In North Carolina, whose legal foundation was in common law, bastards ordinarily assumed the surnames of their birth mothers, but they otherwise suffered all of the common-law disabilities. Bastard children were thus disadvantaged from their birth. Bastardy proceedings were held to determine the probable paternity of an illegitimate child likely to become a charge on the public and to oblige the putative father to support the child. From as early as 1700, the mother of an illegitimate child could voluntarily appear before two justices of the peace and name the father of her child in a sworn statement, or she could be summoned by them and interrogated as to the father. By force of the mother's sworn testimony, the man was usually adjudged the putative father and was compelled to enter into a bond with sureties, called a "bastardy bond," to support the child at a set amount. Or, if the man resisted the nomination, he could be bound over to a full session of the county court, but even there the matter was, for more than a century, summarily dealt with. Many a young man "went west" rather than submit to the proceedings.
In 1814 an amendment to the bastardy law made the mother's sworn testimony prima facie evidence rather than conclusive evidence, granted the putative father a trial by jury, and required the proceedings to be brought within three years of the child's birth. (An act of 1850 strengthened the sworn testimony of the mother by making her evidence presumptive rather than prima facie.) Gradually the minimum age to which the child had to be supported was raised to 10 (the age stipulated by the bastardy act of 1933), then to 14 in 1937, and to 18 in 1951.
In 1917 the General Assembly enacted a provision that automatically legitimated all children of parents who married each other either before or after the birth of the child.
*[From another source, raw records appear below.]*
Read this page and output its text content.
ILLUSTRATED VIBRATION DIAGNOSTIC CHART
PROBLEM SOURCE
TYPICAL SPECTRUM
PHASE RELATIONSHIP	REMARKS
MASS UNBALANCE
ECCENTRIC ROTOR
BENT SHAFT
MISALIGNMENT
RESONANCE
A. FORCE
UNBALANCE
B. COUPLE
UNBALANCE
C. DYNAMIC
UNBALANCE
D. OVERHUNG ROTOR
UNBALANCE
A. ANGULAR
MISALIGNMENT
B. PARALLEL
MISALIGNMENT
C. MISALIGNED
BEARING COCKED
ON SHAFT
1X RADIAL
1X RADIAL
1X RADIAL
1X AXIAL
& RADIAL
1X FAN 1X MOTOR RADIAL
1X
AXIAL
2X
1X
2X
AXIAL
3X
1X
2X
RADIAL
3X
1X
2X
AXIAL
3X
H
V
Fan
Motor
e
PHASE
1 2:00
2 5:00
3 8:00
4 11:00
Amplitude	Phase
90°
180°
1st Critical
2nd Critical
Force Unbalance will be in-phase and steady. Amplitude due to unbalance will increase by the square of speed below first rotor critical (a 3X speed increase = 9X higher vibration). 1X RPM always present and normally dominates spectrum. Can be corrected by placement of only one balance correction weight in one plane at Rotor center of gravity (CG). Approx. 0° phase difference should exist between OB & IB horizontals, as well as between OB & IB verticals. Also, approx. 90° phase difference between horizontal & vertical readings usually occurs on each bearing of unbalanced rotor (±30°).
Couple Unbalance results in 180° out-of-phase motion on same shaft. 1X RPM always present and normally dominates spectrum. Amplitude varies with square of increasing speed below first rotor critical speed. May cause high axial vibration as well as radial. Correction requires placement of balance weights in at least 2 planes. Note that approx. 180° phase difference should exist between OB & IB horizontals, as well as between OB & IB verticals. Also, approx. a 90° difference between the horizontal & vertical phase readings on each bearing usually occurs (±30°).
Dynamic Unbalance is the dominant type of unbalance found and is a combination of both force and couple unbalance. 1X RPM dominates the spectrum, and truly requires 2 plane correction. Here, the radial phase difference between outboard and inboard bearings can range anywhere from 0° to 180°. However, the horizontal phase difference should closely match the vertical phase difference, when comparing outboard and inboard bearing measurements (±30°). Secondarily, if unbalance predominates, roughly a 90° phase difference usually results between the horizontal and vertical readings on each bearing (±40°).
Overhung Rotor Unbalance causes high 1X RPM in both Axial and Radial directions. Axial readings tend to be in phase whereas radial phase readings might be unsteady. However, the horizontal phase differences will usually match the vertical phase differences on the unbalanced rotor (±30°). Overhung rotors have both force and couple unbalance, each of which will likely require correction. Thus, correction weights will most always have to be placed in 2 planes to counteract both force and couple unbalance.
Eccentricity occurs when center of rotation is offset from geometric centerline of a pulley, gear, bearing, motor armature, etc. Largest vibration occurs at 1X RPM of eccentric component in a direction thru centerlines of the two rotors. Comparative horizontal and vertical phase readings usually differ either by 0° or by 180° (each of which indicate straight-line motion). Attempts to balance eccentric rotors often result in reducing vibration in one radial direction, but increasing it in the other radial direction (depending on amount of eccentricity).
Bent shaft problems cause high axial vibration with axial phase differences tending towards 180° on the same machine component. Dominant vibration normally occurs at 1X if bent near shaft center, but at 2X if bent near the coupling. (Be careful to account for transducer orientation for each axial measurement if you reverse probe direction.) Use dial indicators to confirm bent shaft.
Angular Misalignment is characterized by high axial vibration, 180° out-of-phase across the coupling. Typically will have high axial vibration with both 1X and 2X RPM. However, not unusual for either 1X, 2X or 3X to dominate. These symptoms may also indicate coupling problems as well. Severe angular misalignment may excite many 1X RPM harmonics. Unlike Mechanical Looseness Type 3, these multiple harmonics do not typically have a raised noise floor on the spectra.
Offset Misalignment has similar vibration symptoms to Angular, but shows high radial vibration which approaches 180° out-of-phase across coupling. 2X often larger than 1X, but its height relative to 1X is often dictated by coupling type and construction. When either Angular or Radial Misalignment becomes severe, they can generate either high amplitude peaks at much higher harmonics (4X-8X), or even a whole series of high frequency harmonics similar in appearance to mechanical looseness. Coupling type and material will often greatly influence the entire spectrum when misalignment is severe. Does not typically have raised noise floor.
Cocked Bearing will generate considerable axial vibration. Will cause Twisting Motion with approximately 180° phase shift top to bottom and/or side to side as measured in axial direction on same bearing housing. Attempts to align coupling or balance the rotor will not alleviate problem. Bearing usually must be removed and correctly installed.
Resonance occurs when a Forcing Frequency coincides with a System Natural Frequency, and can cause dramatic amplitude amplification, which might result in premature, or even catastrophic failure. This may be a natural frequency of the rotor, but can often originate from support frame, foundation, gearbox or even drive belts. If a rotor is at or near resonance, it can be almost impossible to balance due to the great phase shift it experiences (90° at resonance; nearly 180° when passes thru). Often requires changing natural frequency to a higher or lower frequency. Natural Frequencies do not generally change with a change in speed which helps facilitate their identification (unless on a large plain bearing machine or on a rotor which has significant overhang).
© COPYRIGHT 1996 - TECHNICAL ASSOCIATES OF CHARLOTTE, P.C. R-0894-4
Legitimation by private act, by court order, and under the 1917 law entitled a child to the use of the father's surname and made him or her heir to, but not through, the father. By an act of 1955, legitimated children were made heirs-at-law to and through both mother and father, and were thus given complete families. Under the law, children born under illegitimate circumstances whose births are not legitimated by court order or by marriage of their birth parents remain without kindred and without ancestors.